The Punchline I Almost Never Found
What stand-up comedy taught me about perfectionism
“Perfectionism kills curiosity by telling us that we have
to know everything or we risk looking ‘less than.’”
-Brené Brown, Atlas of the Heart
For over a decade, I did stand-up comedy.
I started in Montana, driving hundreds of miles across the Western states to perform at a different bar or hotel lounge each night. Road comedy. Eventually, I moved to New York City to try to earn my stripes as a club comic. I took one of the first classes offered at the Comedy Cellar and started hitting open mics.
Comedy became my second language.
It also became the place where my perfectionism felt most at home.
Yellow Legal Pads
My process looked like this: I’d write jokes longhand on yellow legal pads. Write them, cross them out, rewrite them. When a joke started to feel close, I’d tear out the page and tape it to my bedroom wall.
Then I’d stand in front of it and practice out loud. Over and over, adjusting words and tightening the rhythm, until every beat felt right.
Only then would I take it to an open mic. Some jokes took months.
I told myself this was discipline. High standards and respect for the craft. And some of it was. Good comedy does require precision. Timing matters. Word choice matters. A single syllable can be the difference between a laugh and silence.
But somewhere along the way, the preparation stopped being about the work and started being about the control. If I could get the joke perfect on paper, I wouldn’t have to risk it falling apart on stage.
Five Minutes at Gotham
Two years after moving to NYC, I got a spot at Gotham Comedy Club.
It was a bringer showcase, which meant I had to bring a certain number of audience members just to get five minutes of stage time. Five minutes. Every second counts.
That night, something shifted. I knew my material cold. Every word, every pause, every beat. But instead of running through my mental script the way I usually did, I let it go. I stopped worrying about whether every line would land exactly the way I’d rehearsed it in my bedroom.
I just stepped onto the stage.
Towards the end of the set, I got to a bit about my love of cheese. It had one joke I’d been working on for a while, testing different punchlines, trying to find the right one. I had a version I’d been performing. It was fine. It worked.
But that night, standing in the lights at Gotham with the audience already with me, I threw out the punch line I’d been rehearsing and tried something simpler. One word instead of a full sentence.
The room erupted. And I did something that took me years to learn. I shut up and rode the wave. Time slows down when a room is fully with you. I could read every face, feel exactly when to push and when to wait. That performance got me invited back for more sets.
And I never would have found it on a yellow legal pad.
The Perfectionism Trap
Brené Brown has spent over twenty years studying what keeps people stuck. She names the trap precisely: perfectionism kills curiosity. It tells us that mistakes are personal defects, so we either avoid trying new things or barely recover when we inevitably fall short.
I lived that pattern for years on those legal pads, rewriting jokes until they felt safe enough to perform. The preparation looked like professionalism. But I wasn’t trying to be great. I was trying not to fail.

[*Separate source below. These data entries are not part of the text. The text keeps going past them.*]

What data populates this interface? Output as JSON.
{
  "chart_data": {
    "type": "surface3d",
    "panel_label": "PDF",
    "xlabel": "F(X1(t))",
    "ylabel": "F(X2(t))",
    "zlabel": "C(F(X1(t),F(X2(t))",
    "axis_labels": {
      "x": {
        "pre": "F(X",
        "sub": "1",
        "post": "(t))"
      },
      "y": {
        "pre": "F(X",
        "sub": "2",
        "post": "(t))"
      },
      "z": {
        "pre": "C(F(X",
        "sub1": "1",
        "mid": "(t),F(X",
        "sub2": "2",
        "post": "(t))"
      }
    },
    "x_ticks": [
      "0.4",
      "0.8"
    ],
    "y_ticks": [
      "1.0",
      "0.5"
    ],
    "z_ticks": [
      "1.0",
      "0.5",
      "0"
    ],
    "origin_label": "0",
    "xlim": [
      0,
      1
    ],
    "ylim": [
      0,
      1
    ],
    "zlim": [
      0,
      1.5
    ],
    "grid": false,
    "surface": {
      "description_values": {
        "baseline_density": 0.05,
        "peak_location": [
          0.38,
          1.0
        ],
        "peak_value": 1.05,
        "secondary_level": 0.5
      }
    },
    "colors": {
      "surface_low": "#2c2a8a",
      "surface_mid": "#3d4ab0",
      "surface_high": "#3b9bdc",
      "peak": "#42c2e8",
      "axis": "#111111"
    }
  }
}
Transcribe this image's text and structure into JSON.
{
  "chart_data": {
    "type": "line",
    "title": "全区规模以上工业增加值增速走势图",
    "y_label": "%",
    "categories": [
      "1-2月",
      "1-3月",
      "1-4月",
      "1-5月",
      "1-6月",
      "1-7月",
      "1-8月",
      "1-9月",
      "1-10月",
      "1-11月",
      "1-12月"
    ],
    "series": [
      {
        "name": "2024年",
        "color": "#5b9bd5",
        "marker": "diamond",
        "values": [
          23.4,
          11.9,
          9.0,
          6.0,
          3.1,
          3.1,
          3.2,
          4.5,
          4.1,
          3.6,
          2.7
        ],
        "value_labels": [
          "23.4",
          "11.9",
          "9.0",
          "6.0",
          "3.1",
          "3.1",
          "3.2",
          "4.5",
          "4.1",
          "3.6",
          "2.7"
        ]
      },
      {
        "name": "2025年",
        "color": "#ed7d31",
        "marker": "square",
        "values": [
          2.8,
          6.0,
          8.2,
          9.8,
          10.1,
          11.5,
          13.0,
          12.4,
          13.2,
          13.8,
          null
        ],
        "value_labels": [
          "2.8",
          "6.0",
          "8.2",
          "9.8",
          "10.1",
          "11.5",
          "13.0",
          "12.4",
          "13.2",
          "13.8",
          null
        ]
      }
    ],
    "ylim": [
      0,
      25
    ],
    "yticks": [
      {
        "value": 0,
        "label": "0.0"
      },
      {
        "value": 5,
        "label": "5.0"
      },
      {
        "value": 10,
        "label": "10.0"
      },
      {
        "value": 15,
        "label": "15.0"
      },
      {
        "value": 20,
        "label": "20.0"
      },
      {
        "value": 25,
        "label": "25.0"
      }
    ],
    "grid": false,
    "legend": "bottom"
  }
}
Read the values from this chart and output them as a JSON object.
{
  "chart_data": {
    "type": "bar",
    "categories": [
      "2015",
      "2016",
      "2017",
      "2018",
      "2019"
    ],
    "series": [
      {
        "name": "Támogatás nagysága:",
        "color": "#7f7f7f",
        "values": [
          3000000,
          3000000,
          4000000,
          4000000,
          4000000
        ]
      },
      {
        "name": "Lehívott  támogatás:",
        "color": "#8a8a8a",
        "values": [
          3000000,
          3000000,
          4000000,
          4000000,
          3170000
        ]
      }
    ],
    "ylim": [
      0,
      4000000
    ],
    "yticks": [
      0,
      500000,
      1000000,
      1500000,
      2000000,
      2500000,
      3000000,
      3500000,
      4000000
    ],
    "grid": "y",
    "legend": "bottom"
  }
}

And the cost of that? I wasn’t curious on stage. I was careful. Every set was a test I was trying not to bomb, instead of a conversation I was trying to have.
The night at Gotham, I stopped being careful. Not because I was brave, but because I was present enough to trust myself in the moment. It’s what gives you the chance to find a punch line you’d never have written in your bedroom at 2 AM.
The Coordinate: Grow Curiously
In the ENOUGH Compass, Grow Curiously means your path unfolds through exploration, not optimization.
Growth doesn’t come from perfecting what you already know. It comes from trying what you haven’t figured out yet.
Ask yourself:
Where am I perfecting something instead of testing it?
What would I try if I weren’t waiting to feel ready?
What The Culture of More Gets Wrong
We treat perfectionism like a virtue. A sign that we care more than everyone else.
Scarcity says: it has to be perfect before it counts. Keep refining. Keep rehearsing. The world will judge you for anything less than flawless.
Sufficiency says: good enough is the starting line. Start before you’re ready and trust that you’ll find what you need along the way.
The best comedians know this. You don’t find your voice by writing in isolation. You find it by getting on stage before you feel ready and listening to what comes back.
A Small Practice
This week, notice where perfectionism is disguising itself as preparation.
Where are you rewriting instead of sending?
Rehearsing instead of starting?
Waiting for the “right” version instead of testing the one you have?
Give yourself permission to try the version that feels 80% ready. The last 20% might show up on its own. Or it might not matter as much as you thought.
See you next week.
P.S. What’s something you’ve been perfecting instead of starting? What would happen if you tried it before it felt ready?